A report on the state of Laurinburg’s “urban forest” revealed that more than 120 trees need to be removed due to their poor condition.
Conducted by John Sugg of Treefull Communities, the urban forestry report surveyed approximately 4,000 trees — mostly crepe myrtle and dog wood — inside the city of Laurinburg. The report was funded by a matching grant of $15,000 from the North Carolina Department of Agriculture and the North Carolina Forestry Service.
“The city has a lot of beautiful trees,” Sugg told the Laurinburg City Council during its regular meeting on Tuesday.
Sugg estimates that about 2,000 more trees are left to be surveyed. The study was discontinued after the initial grant funding was spent. City officials plan to re-apply for the grant this year to complete the tree study.
According to Sugg, 122 trees inside the city need to be removed.
“That’s the largest list I have seen, but not the largest by percentage. You have a lot of trees, and once you complete the pruning you will have a lot safer and more beautiful urban forest,” Sugg said.
The tree study attempted to identify trees that could pose a danger to people and property below.

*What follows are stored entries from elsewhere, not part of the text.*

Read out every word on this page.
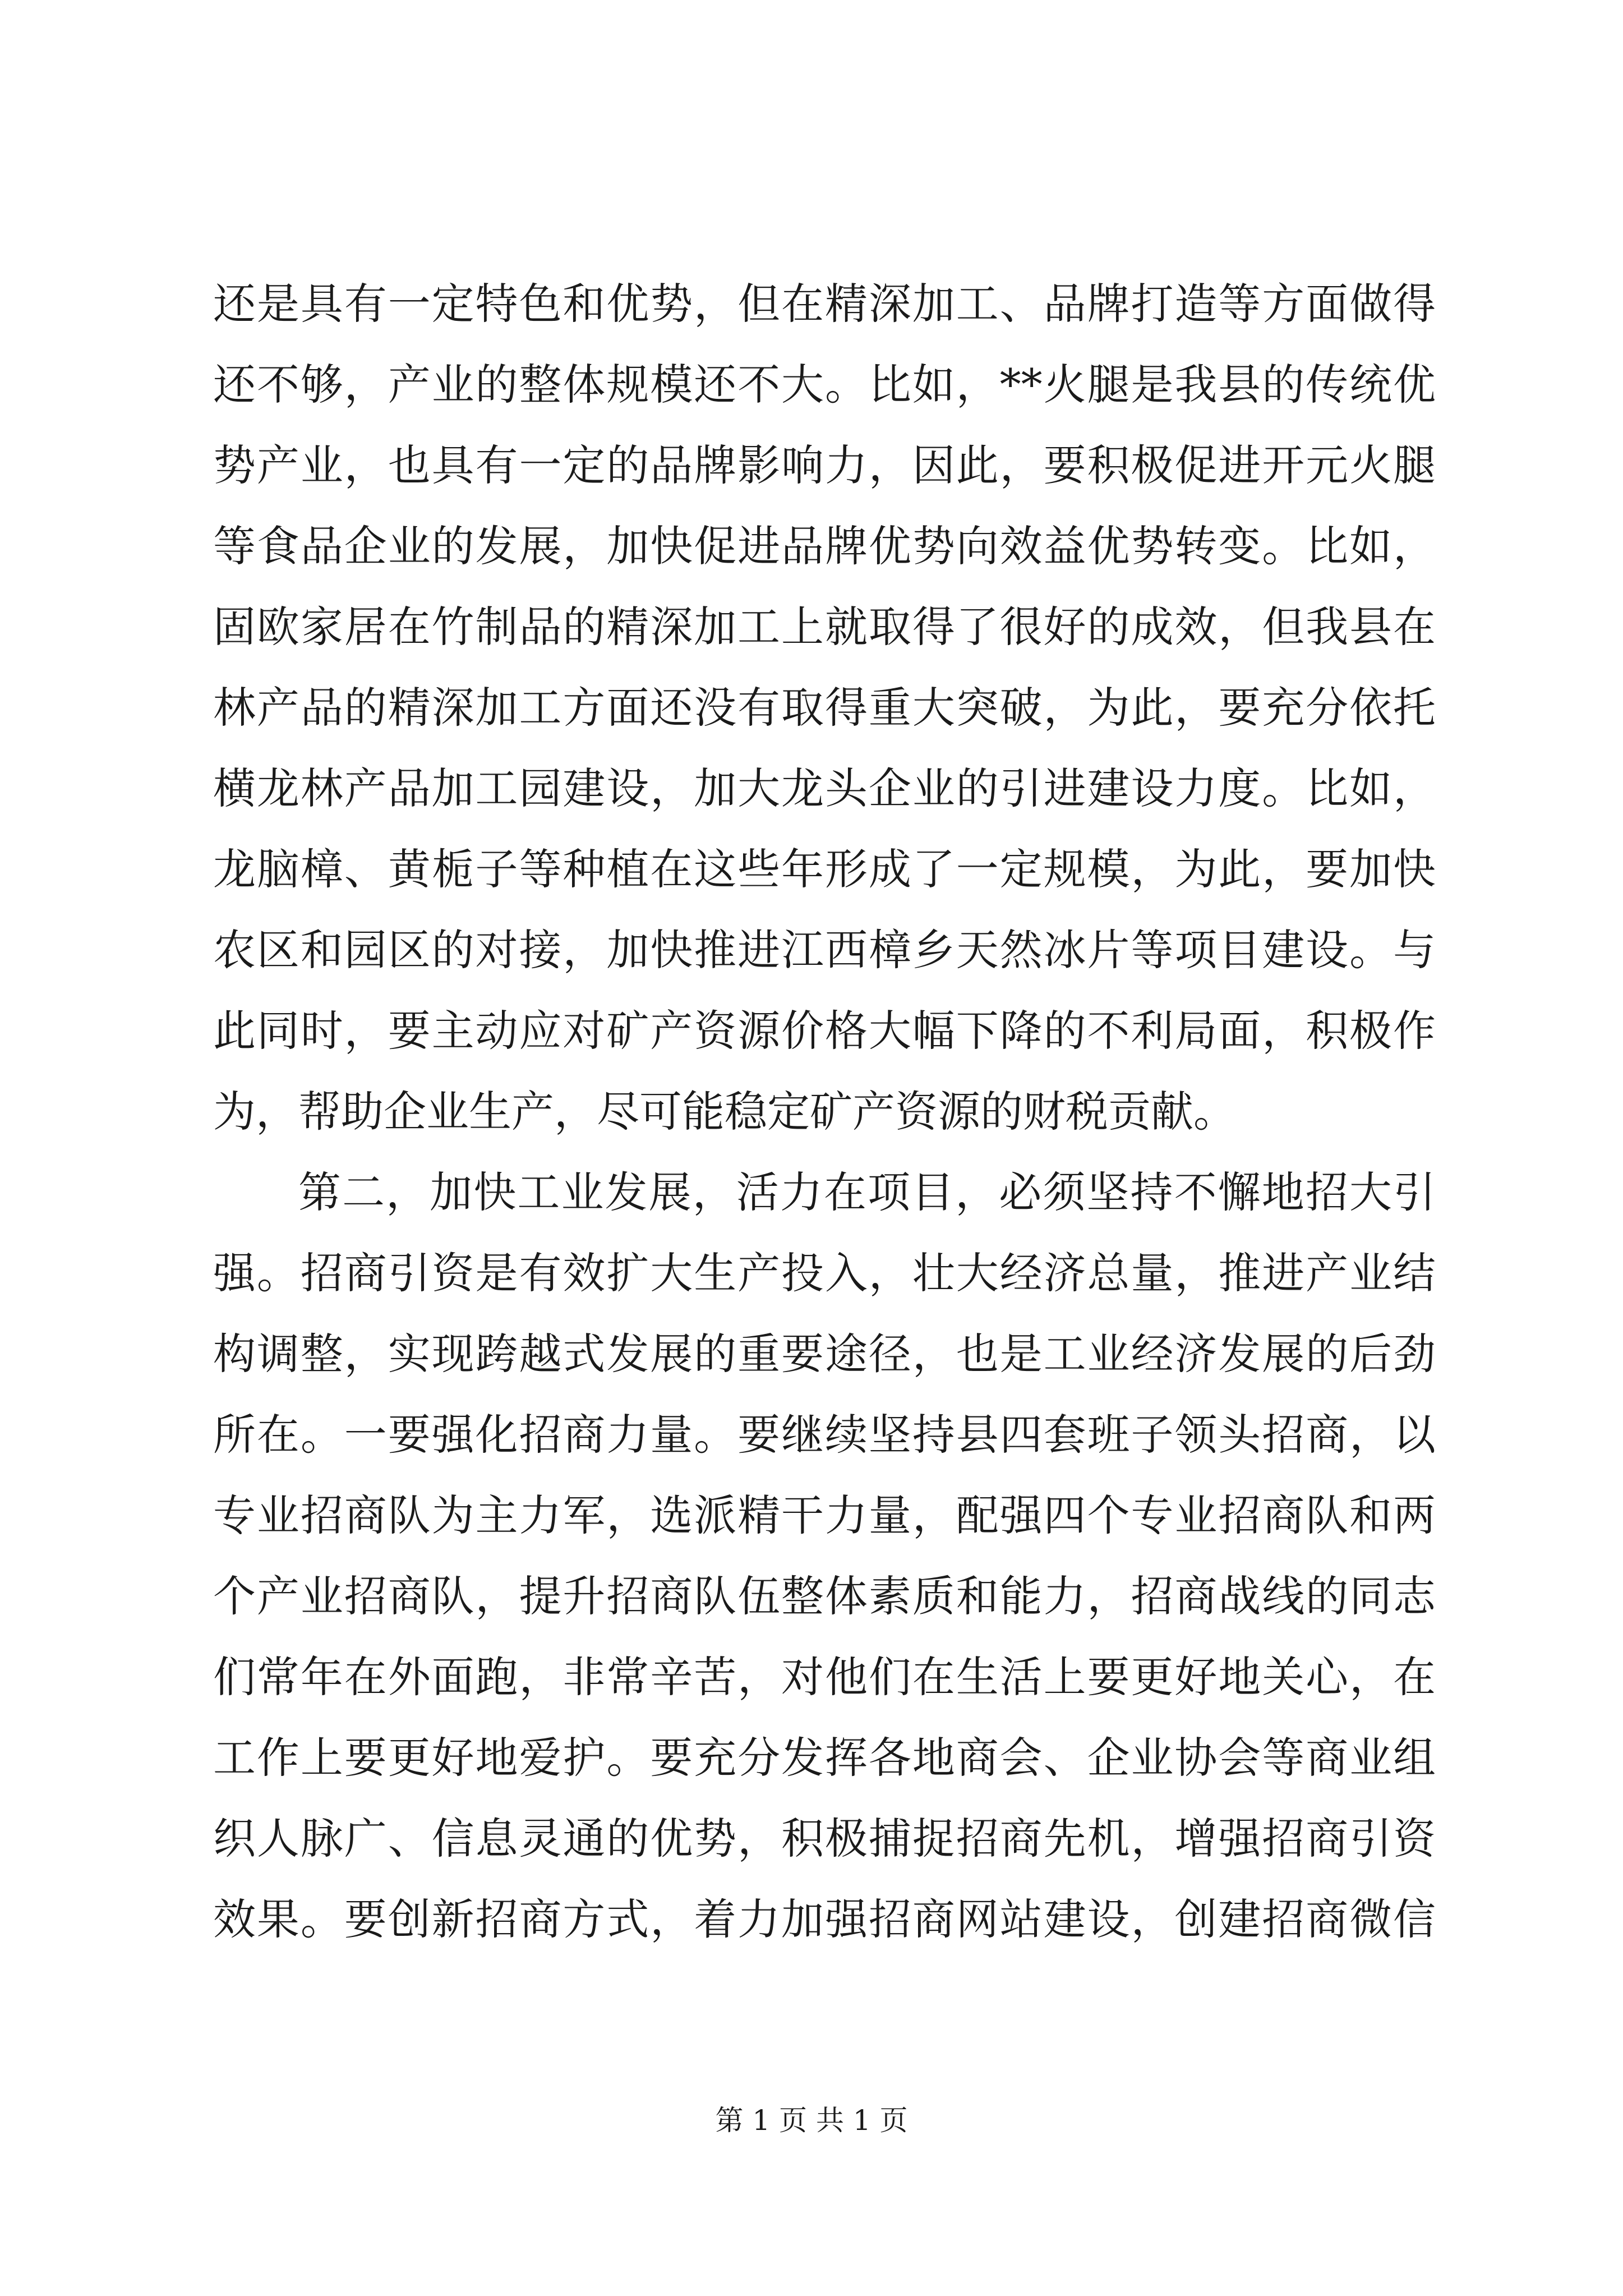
还是具有一定特色和优势，但在精深加工、品牌打造等方面做得
还不够，产业的整体规模还不大。比如，**火腿是我县的传统优
势产业，也具有一定的品牌影响力，因此，要积极促进开元火腿
等食品企业的发展，加快促进品牌优势向效益优势转变。比如，
固欧家居在竹制品的精深加工上就取得了很好的成效，但我县在
林产品的精深加工方面还没有取得重大突破，为此，要充分依托
横龙林产品加工园建设，加大龙头企业的引进建设力度。比如，
龙脑樟、黄栀子等种植在这些年形成了一定规模，为此，要加快
农区和园区的对接，加快推进江西樟乡天然冰片等项目建设。与
此同时，要主动应对矿产资源价格大幅下降的不利局面，积极作
为，帮助企业生产，尽可能稳定矿产资源的财税贡献。
第二，加快工业发展，活力在项目，必须坚持不懈地招大引
强。招商引资是有效扩大生产投入，壮大经济总量，推进产业结
构调整，实现跨越式发展的重要途径，也是工业经济发展的后劲
所在。一要强化招商力量。要继续坚持县四套班子领头招商，以
专业招商队为主力军，选派精干力量，配强四个专业招商队和两
个产业招商队，提升招商队伍整体素质和能力，招商战线的同志
们常年在外面跑，非常辛苦，对他们在生活上要更好地关心，在
工作上要更好地爱护。要充分发挥各地商会、企业协会等商业组
织人脉广、信息灵通的优势，积极捕捉招商先机，增强招商引资
效果。要创新招商方式，着力加强招商网站建设，创建招商微信
第 1 页 共 1 页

So far, 281 trees in the city suffer from a dangerous condition known as “cavity,” which Sugg said is just what it sounds like — a hole or hollow in the tree structure.
“Trunk injury” was the second most common arboreal issue, with 185 trees suffering from the condition.
“(Cavity problems) are found in a lot of these large old oak trees that the city has … and it is time for a lot of them to come out,” Sugg said of the trees. “You won’t lose any trees though, because you will replace them.”
According to Sugg, the recent work by utilities companies to cut trees away from power lines has paid off. He only identified one tree with an “active electrical wire conflict.”
Included in Sugg’s report was a prioritized list of trees that needed to be removed as well as repaired.
Of the 3,726 trees surveyed by Sugg, 589 are crepe myrtle, and that is not a good thing
“They are far over-planted. There is a disease risk, if there was a disease to come along that affected only (crepe myrtle) trees, you would lose a lot of trees” Sugg warned.
Sugg added that he was pleased to report that the second most popular tree in the city is the native dog wood. 586 of the trees surveyed were of that variety.
Willow oak, lob lolly pine, water oak, red maple, red cedar and sugar maple represented some of the other trees surveyed, ordered from greatest in number to least.
About 61 percent of the trees Sugg surveyed were found to be in “good” condition. A further 33 percent were found to be in “fair” condition, while 5.82 percent were found to be in “poor” condition.
Only .27 percent of the surveyed trees were dead.
Retiring employee recognized
Also during the meeting, one of the city’s longest-tenured employees was recognized as she prepares to retire from the city.
Robin McLaurin Roeben has worked for the city for more than 35 years, last serving as senior customer representative.
“We don’t even have a pin for 35 years,” joked Mayor Tommy Parker, who presented Roeben with a plaque recognizing her service to the city.
After receiving the plaque, Roeben thanked the city and the mayor for allowing her the opportunity to serve.